Stale MapReduce Staging Directories

I had a problem where HDFS would fill up really fast on my small test cluster. Using hdfs dfs -du I was able to track it down to the MapReduce staging directory under /user/root/.staging. For some reason, it wasn’t always deleting some old job directories. I wasn’t sure why this kept happening on multiple clusters, but I had to come up with a quick workaround. I created a small Python script that lists all staging directories and removes any of them not belonging to a currently running job. The script runs from cron and I can now use my cluster without worrying it’s going to run out of space.
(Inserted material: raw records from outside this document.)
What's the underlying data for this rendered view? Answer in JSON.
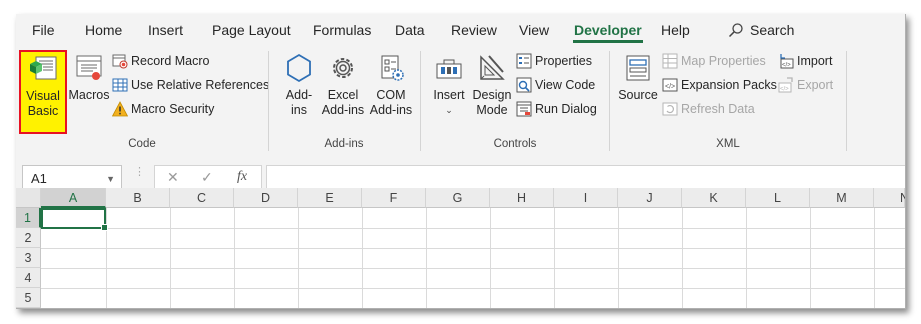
{
  "tabs": [
    "File",
    "Home",
    "Insert",
    "Page Layout",
    "Formulas",
    "Data",
    "Review",
    "View",
    "Developer",
    "Help"
  ],
  "active_tab": "Developer",
  "search_label": "Search",
  "groups": {
    "code": {
      "label": "Code",
      "visual_basic": [
        "Visual",
        "Basic"
      ],
      "macros": "Macros",
      "record_macro": "Record Macro",
      "use_relative_references": "Use Relative References",
      "macro_security": "Macro Security"
    },
    "addins": {
      "label": "Add-ins",
      "addins": [
        "Add-",
        "ins"
      ],
      "excel_addins": [
        "Excel",
        "Add-ins"
      ],
      "com_addins": [
        "COM",
        "Add-ins"
      ]
    },
    "controls": {
      "label": "Controls",
      "insert": "Insert",
      "design_mode": [
        "Design",
        "Mode"
      ],
      "properties": "Properties",
      "view_code": "View Code",
      "run_dialog": "Run Dialog"
    },
    "xml": {
      "label": "XML",
      "source": "Source",
      "map_properties": "Map Properties",
      "expansion_packs": "Expansion Packs",
      "refresh_data": "Refresh Data",
      "import": "Import",
      "export": "Export"
    }
  },
  "formula_bar": {
    "name_box": "A1",
    "cancel_glyph": "✕",
    "enter_glyph": "✓",
    "fx_glyph": "fx",
    "value": ""
  },
  "grid": {
    "columns": [
      "A",
      "B",
      "C",
      "D",
      "E",
      "F",
      "G",
      "H",
      "I",
      "J",
      "K",
      "L",
      "M",
      "N"
    ],
    "rows": [
      "1",
      "2",
      "3",
      "4",
      "5"
    ],
    "selected_cell": "A1"
  },
  "colors": {
    "accent": "#217346",
    "highlight": "#fff200",
    "highlight_border": "#e81123"
  }
}
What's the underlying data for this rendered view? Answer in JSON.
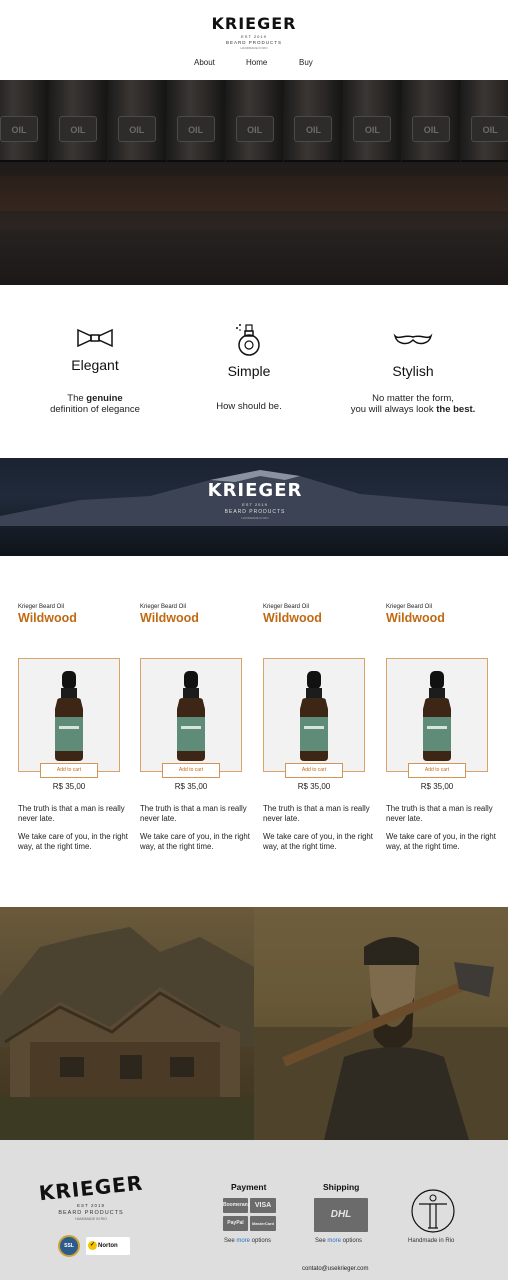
{
  "header": {
    "logo": {
      "word": "KRIEGER",
      "est": "EST 2019",
      "sub": "BEARD PRODUCTS",
      "sub2": "HANDMADE IN RIO"
    },
    "nav": [
      {
        "label": "About"
      },
      {
        "label": "Home"
      },
      {
        "label": "Buy"
      }
    ]
  },
  "hero": {
    "label_text": "OIL"
  },
  "features": [
    {
      "icon": "bowtie-icon",
      "title": "Elegant",
      "desc_pre": "The ",
      "desc_bold": "genuine",
      "desc_line2": "definition of elegance"
    },
    {
      "icon": "perfume-icon",
      "title": "Simple",
      "desc": "How should be."
    },
    {
      "icon": "mustache-icon",
      "title": "Stylish",
      "desc_line1": "No matter the form,",
      "desc_pre": "you will always look ",
      "desc_bold": "the best."
    }
  ],
  "banner": {
    "word": "KRIEGER",
    "est": "EST 2019",
    "sub": "BEARD PRODUCTS",
    "sub2": "HANDMADE IN RIO"
  },
  "products": [
    {
      "subtitle": "Krieger Beard Oil",
      "name": "Wildwood",
      "button": "Add to cart",
      "price": "R$ 35,00",
      "desc1": "The truth is that a man is really never late.",
      "desc2": "We take care of you, in the right way, at the right time."
    },
    {
      "subtitle": "Krieger Beard Oil",
      "name": "Wildwood",
      "button": "Add to cart",
      "price": "R$ 35,00",
      "desc1": "The truth is that a man is really never late.",
      "desc2": "We take care of you, in the right way, at the right time."
    },
    {
      "subtitle": "Krieger Beard Oil",
      "name": "Wildwood",
      "button": "Add to cart",
      "price": "R$ 35,00",
      "desc1": "The truth is that a man is really never late.",
      "desc2": "We take care of you, in the right way, at the right time."
    },
    {
      "subtitle": "Krieger Beard Oil",
      "name": "Wildwood",
      "button": "Add to cart",
      "price": "R$ 35,00",
      "desc1": "The truth is that a man is really never late.",
      "desc2": "We take care of you, in the right way, at the right time."
    }
  ],
  "footer": {
    "logo": {
      "word": "KRIEGER",
      "est": "EST 2019",
      "sub": "BEARD PRODUCTS",
      "sub2": "HANDMADE IN RIO"
    },
    "badges": [
      "SSL",
      "Norton"
    ],
    "payment": {
      "title": "Payment",
      "cards": [
        "Boomerang",
        "VISA",
        "PayPal",
        "MasterCard"
      ],
      "note_pre": "See ",
      "note_more": "more",
      "note_post": " options"
    },
    "shipping": {
      "title": "Shipping",
      "carrier": "DHL",
      "note_pre": "See ",
      "note_more": "more",
      "note_post": " options"
    },
    "made": {
      "label": "Handmade in Rio"
    },
    "email": "contato@usekrieger.com"
  },
  "colors": {
    "accent": "#c06a14",
    "border": "#d9a46a",
    "footer_bg": "#dedede"
  }
}
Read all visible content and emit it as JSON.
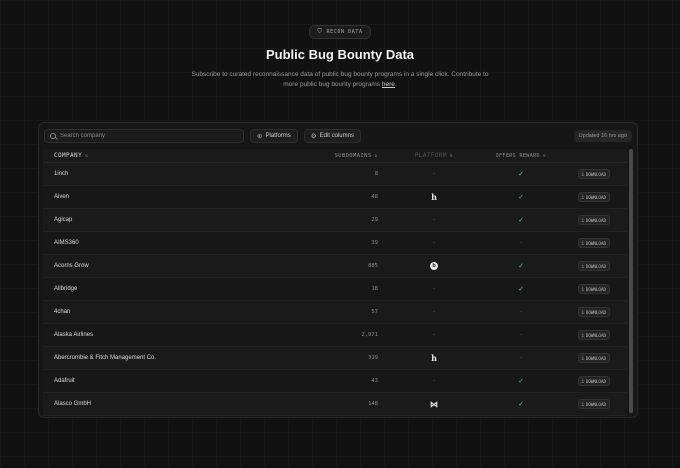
{
  "hero": {
    "badge_icon": "shield-icon",
    "badge": "RECON DATA",
    "title": "Public Bug Bounty Data",
    "subtitle_main": "Subscribe to curated reconnaissance data of public bug bounty programs in a single click. Contribute to more public bug bounty programs ",
    "subtitle_link": "here",
    "subtitle_end": "."
  },
  "toolbar": {
    "search_placeholder": "Search company",
    "platforms_label": "Platforms",
    "edit_columns_label": "Edit columns",
    "updated": "Updated 16 hrs ago"
  },
  "table": {
    "columns": {
      "company": "COMPANY",
      "subdomains": "SUBDOMAINS",
      "platform": "PLATFORM",
      "reward": "OFFERS REWARD"
    },
    "download_label": "DOWNLOAD",
    "rows": [
      {
        "company": "1inch",
        "subdomains": "8",
        "platform": "-",
        "platform_icon": "",
        "reward": "✓"
      },
      {
        "company": "Aiven",
        "subdomains": "48",
        "platform": "",
        "platform_icon": "hackerone-icon",
        "reward": "✓"
      },
      {
        "company": "Agicap",
        "subdomains": "29",
        "platform": "-",
        "platform_icon": "",
        "reward": "✓"
      },
      {
        "company": "AIMS360",
        "subdomains": "39",
        "platform": "-",
        "platform_icon": "",
        "reward": "-"
      },
      {
        "company": "Acorns Grow",
        "subdomains": "885",
        "platform": "",
        "platform_icon": "bugcrowd-icon",
        "reward": "✓"
      },
      {
        "company": "Allbridge",
        "subdomains": "18",
        "platform": "-",
        "platform_icon": "",
        "reward": "✓"
      },
      {
        "company": "4chan",
        "subdomains": "57",
        "platform": "-",
        "platform_icon": "",
        "reward": "-"
      },
      {
        "company": "Alaska Airlines",
        "subdomains": "2,971",
        "platform": "-",
        "platform_icon": "",
        "reward": "-"
      },
      {
        "company": "Abercrombie & Fitch Management Co.",
        "subdomains": "319",
        "platform": "",
        "platform_icon": "hackerone-icon",
        "reward": "-"
      },
      {
        "company": "Adafruit",
        "subdomains": "43",
        "platform": "-",
        "platform_icon": "",
        "reward": "✓"
      },
      {
        "company": "Alasco GmbH",
        "subdomains": "148",
        "platform": "",
        "platform_icon": "intigriti-icon",
        "reward": "✓"
      }
    ]
  },
  "colors": {
    "accent_check": "#5fcf80",
    "background": "#111111"
  }
}
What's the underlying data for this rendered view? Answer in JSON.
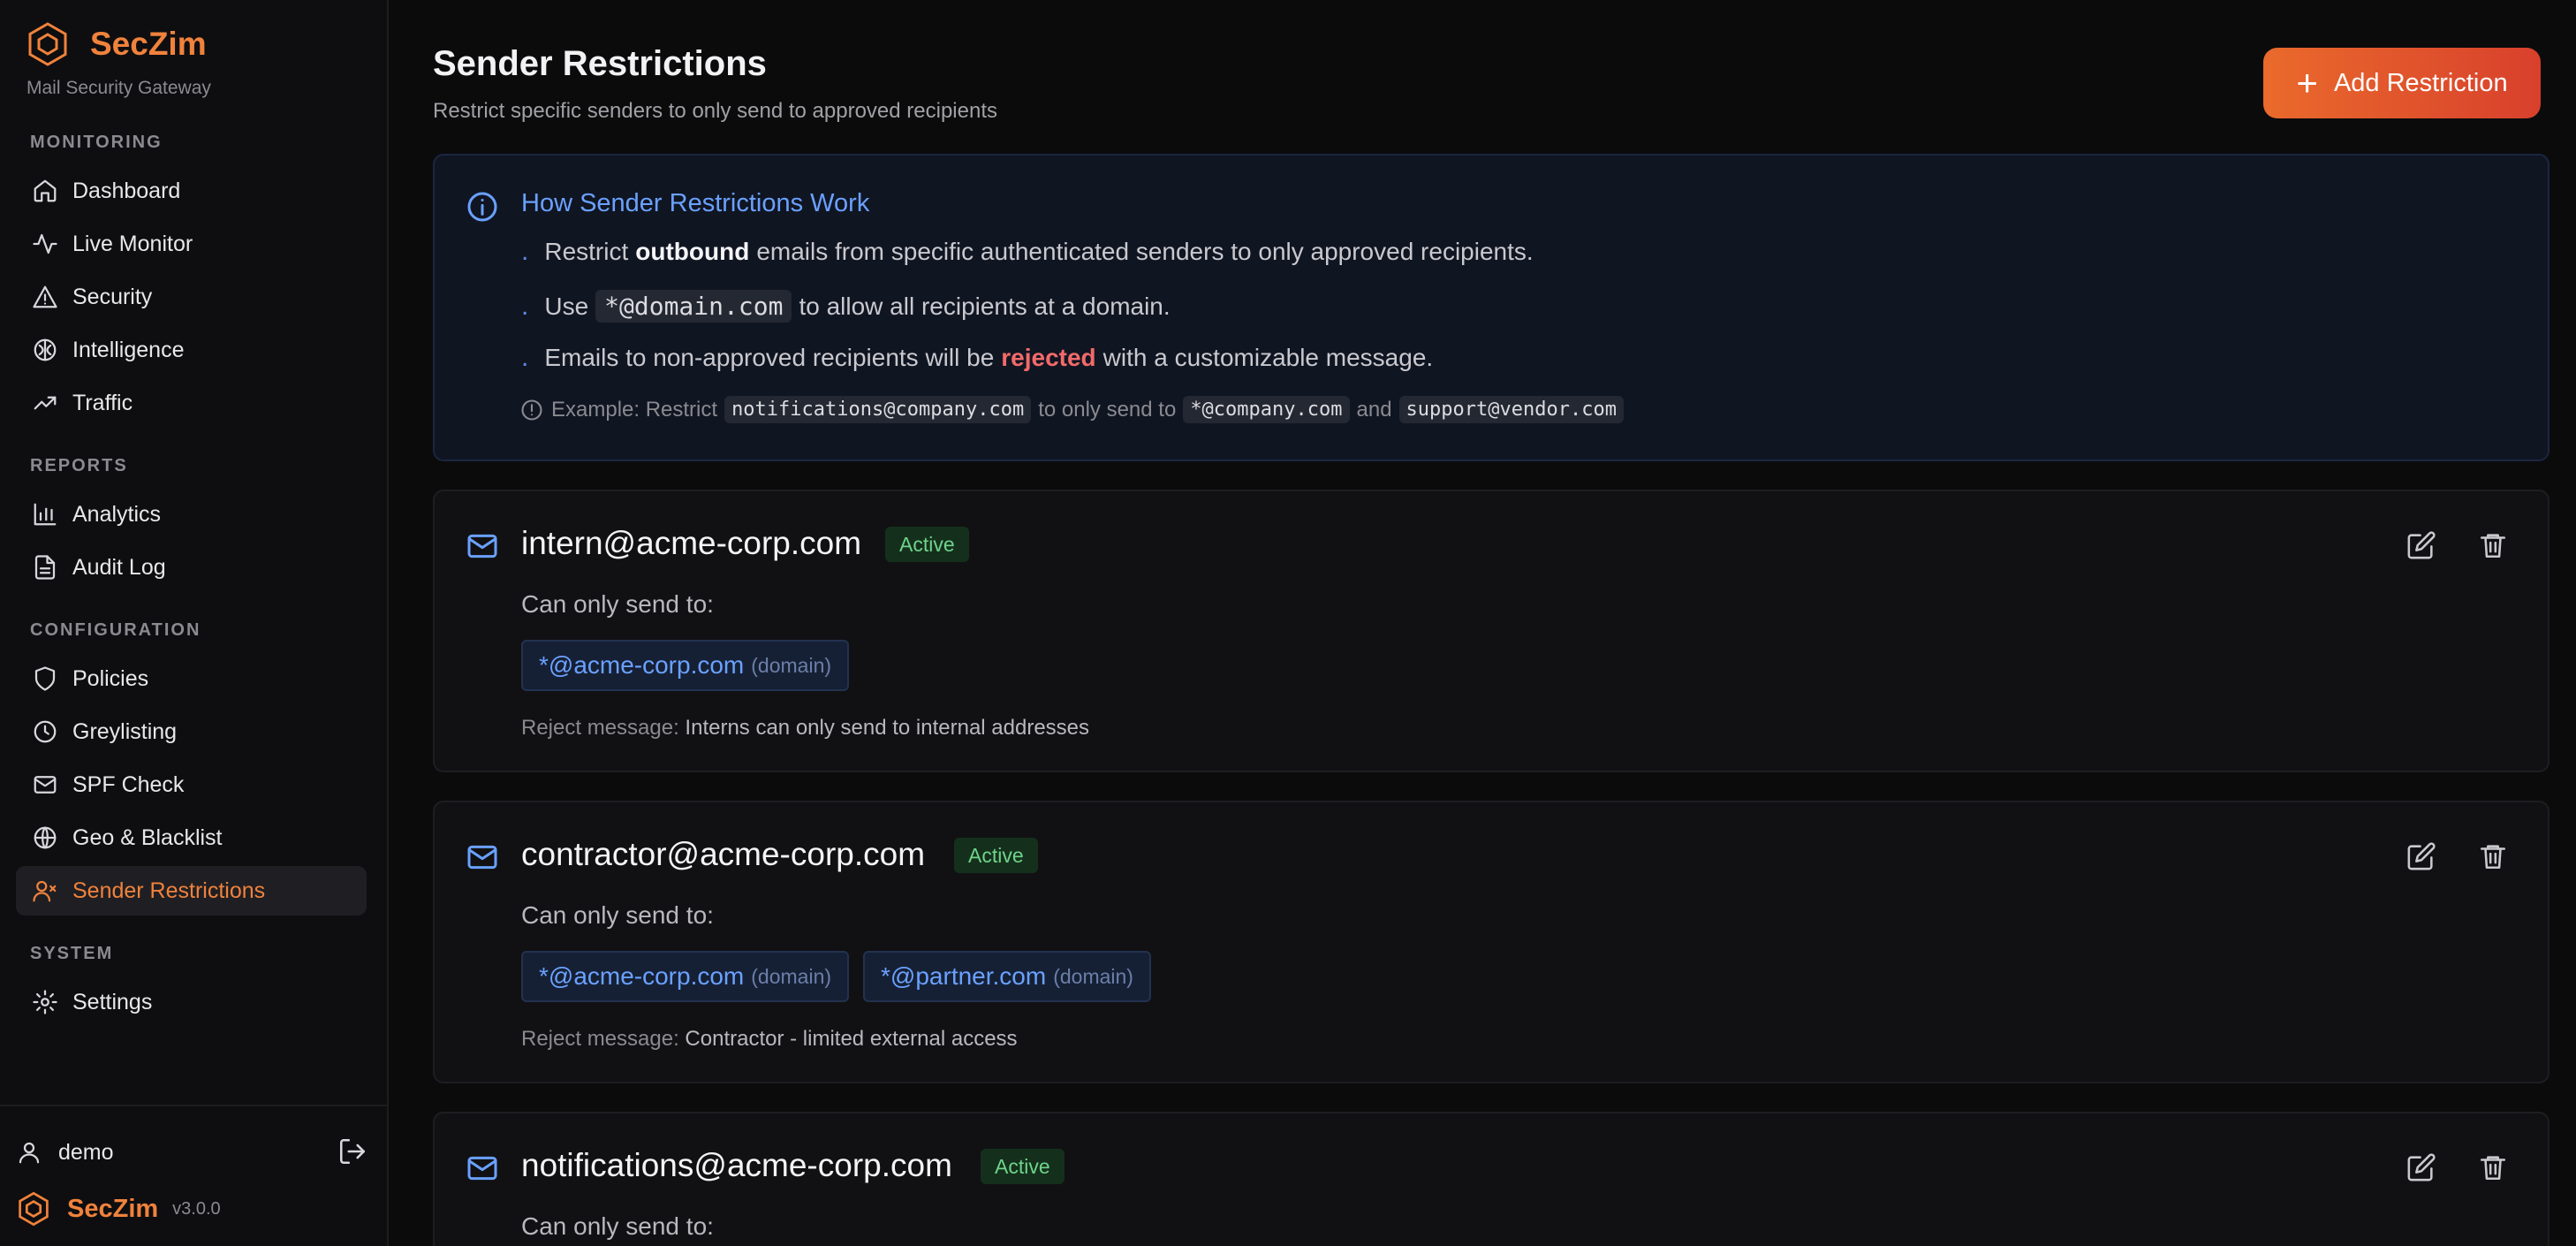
{
  "brand": {
    "name": "SecZim",
    "subtitle": "Mail Security Gateway",
    "version": "v3.0.0",
    "accent": "#f0823c"
  },
  "sidebar": {
    "sections": [
      {
        "label": "MONITORING",
        "items": [
          {
            "label": "Dashboard",
            "icon": "home-icon"
          },
          {
            "label": "Live Monitor",
            "icon": "activity-icon"
          },
          {
            "label": "Security",
            "icon": "warning-icon"
          },
          {
            "label": "Intelligence",
            "icon": "brain-icon"
          },
          {
            "label": "Traffic",
            "icon": "trending-up-icon"
          }
        ]
      },
      {
        "label": "REPORTS",
        "items": [
          {
            "label": "Analytics",
            "icon": "bar-chart-icon"
          },
          {
            "label": "Audit Log",
            "icon": "file-text-icon"
          }
        ]
      },
      {
        "label": "CONFIGURATION",
        "items": [
          {
            "label": "Policies",
            "icon": "shield-icon"
          },
          {
            "label": "Greylisting",
            "icon": "clock-icon"
          },
          {
            "label": "SPF Check",
            "icon": "mail-icon"
          },
          {
            "label": "Geo & Blacklist",
            "icon": "globe-icon"
          },
          {
            "label": "Sender Restrictions",
            "icon": "user-x-icon",
            "active": true
          }
        ]
      },
      {
        "label": "SYSTEM",
        "items": [
          {
            "label": "Settings",
            "icon": "gear-icon"
          }
        ]
      }
    ],
    "user": "demo"
  },
  "page": {
    "title": "Sender Restrictions",
    "subtitle": "Restrict specific senders to only send to approved recipients",
    "add_label": "Add Restriction"
  },
  "info": {
    "title": "How Sender Restrictions Work",
    "b1_pre": "Restrict",
    "b1_bold": "outbound",
    "b1_post": "emails from specific authenticated senders to only approved recipients.",
    "b2_pre": "Use",
    "b2_code": "*@domain.com",
    "b2_post": "to allow all recipients at a domain.",
    "b3_pre": "Emails to non-approved recipients will be",
    "b3_red": "rejected",
    "b3_post": "with a customizable message.",
    "ex_pre": "Example: Restrict",
    "ex_code1": "notifications@company.com",
    "ex_mid": "to only send to",
    "ex_code2": "*@company.com",
    "ex_and": "and",
    "ex_code3": "support@vendor.com"
  },
  "cards": [
    {
      "email": "intern@acme-corp.com",
      "status": "Active",
      "label": "Can only send to:",
      "chips": [
        {
          "value": "*@acme-corp.com",
          "kind": "(domain)"
        }
      ],
      "reject_label": "Reject message:",
      "reject_text": "Interns can only send to internal addresses"
    },
    {
      "email": "contractor@acme-corp.com",
      "status": "Active",
      "label": "Can only send to:",
      "chips": [
        {
          "value": "*@acme-corp.com",
          "kind": "(domain)"
        },
        {
          "value": "*@partner.com",
          "kind": "(domain)"
        }
      ],
      "reject_label": "Reject message:",
      "reject_text": "Contractor - limited external access"
    },
    {
      "email": "notifications@acme-corp.com",
      "status": "Active",
      "label": "Can only send to:"
    }
  ]
}
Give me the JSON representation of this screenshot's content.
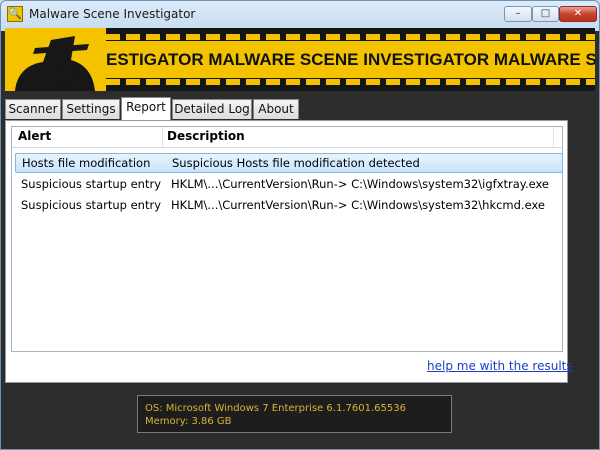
{
  "window": {
    "title": "Malware Scene Investigator",
    "icon": "magnifier-app-icon",
    "controls": {
      "minimize": "–",
      "maximize": "□",
      "close": "✕"
    }
  },
  "banner": {
    "text": "ESTIGATOR   MALWARE SCENE INVESTIGATOR   MALWARE SCENE INV",
    "accent_color": "#f3c300"
  },
  "tabs": [
    {
      "label": "Scanner"
    },
    {
      "label": "Settings"
    },
    {
      "label": "Report",
      "active": true
    },
    {
      "label": "Detailed Log"
    },
    {
      "label": "About"
    }
  ],
  "report": {
    "columns": {
      "alert": "Alert",
      "description": "Description"
    },
    "rows": [
      {
        "alert": "Hosts file modification",
        "description": "Suspicious Hosts file modification detected",
        "selected": true
      },
      {
        "alert": "Suspicious startup entry",
        "description": "HKLM\\...\\CurrentVersion\\Run-> C:\\Windows\\system32\\igfxtray.exe"
      },
      {
        "alert": "Suspicious startup entry",
        "description": "HKLM\\...\\CurrentVersion\\Run-> C:\\Windows\\system32\\hkcmd.exe"
      }
    ],
    "help_link": "help me with the results"
  },
  "status": {
    "os": "OS: Microsoft Windows 7 Enterprise  6.1.7601.65536",
    "memory": "Memory: 3.86 GB"
  }
}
This script is pretty slow and it’s probably possible to make it way faster with Snakebite or even some Java code. That being said, for daily or even hourly clean-up, this script is good enough.

import os
import re
import subprocess

all_jobs_raw = subprocess.check_output(
  'mapred job -list all'.split())
running_jobs = re.findall(
  r'^(job_\S+)\s+(?:1|4)\s+\d+\s+\w+.*$',
  all_jobs_raw, re.M)

staging_raw = subprocess.check_output(
  'hdfs dfs -ls /user/root/.staging'.split())
staging_dirs = re.findall(
  r'^.*/user/root/.staging/(\w+)\s*$',
  staging_raw, re.M)

stale_staging_dirs = set(staging_dirs) - set(running_jobs)

for stale_dir in stale_staging_dirs:
  os.system(
    'hdfs dfs -rm -r -f -skipTrash ' +
    '/user/root/.staging/%s' % stale_dir)

The script requires at least Python 2.7 and was tested with Hadoop 2.0.0-cdh4.5.0.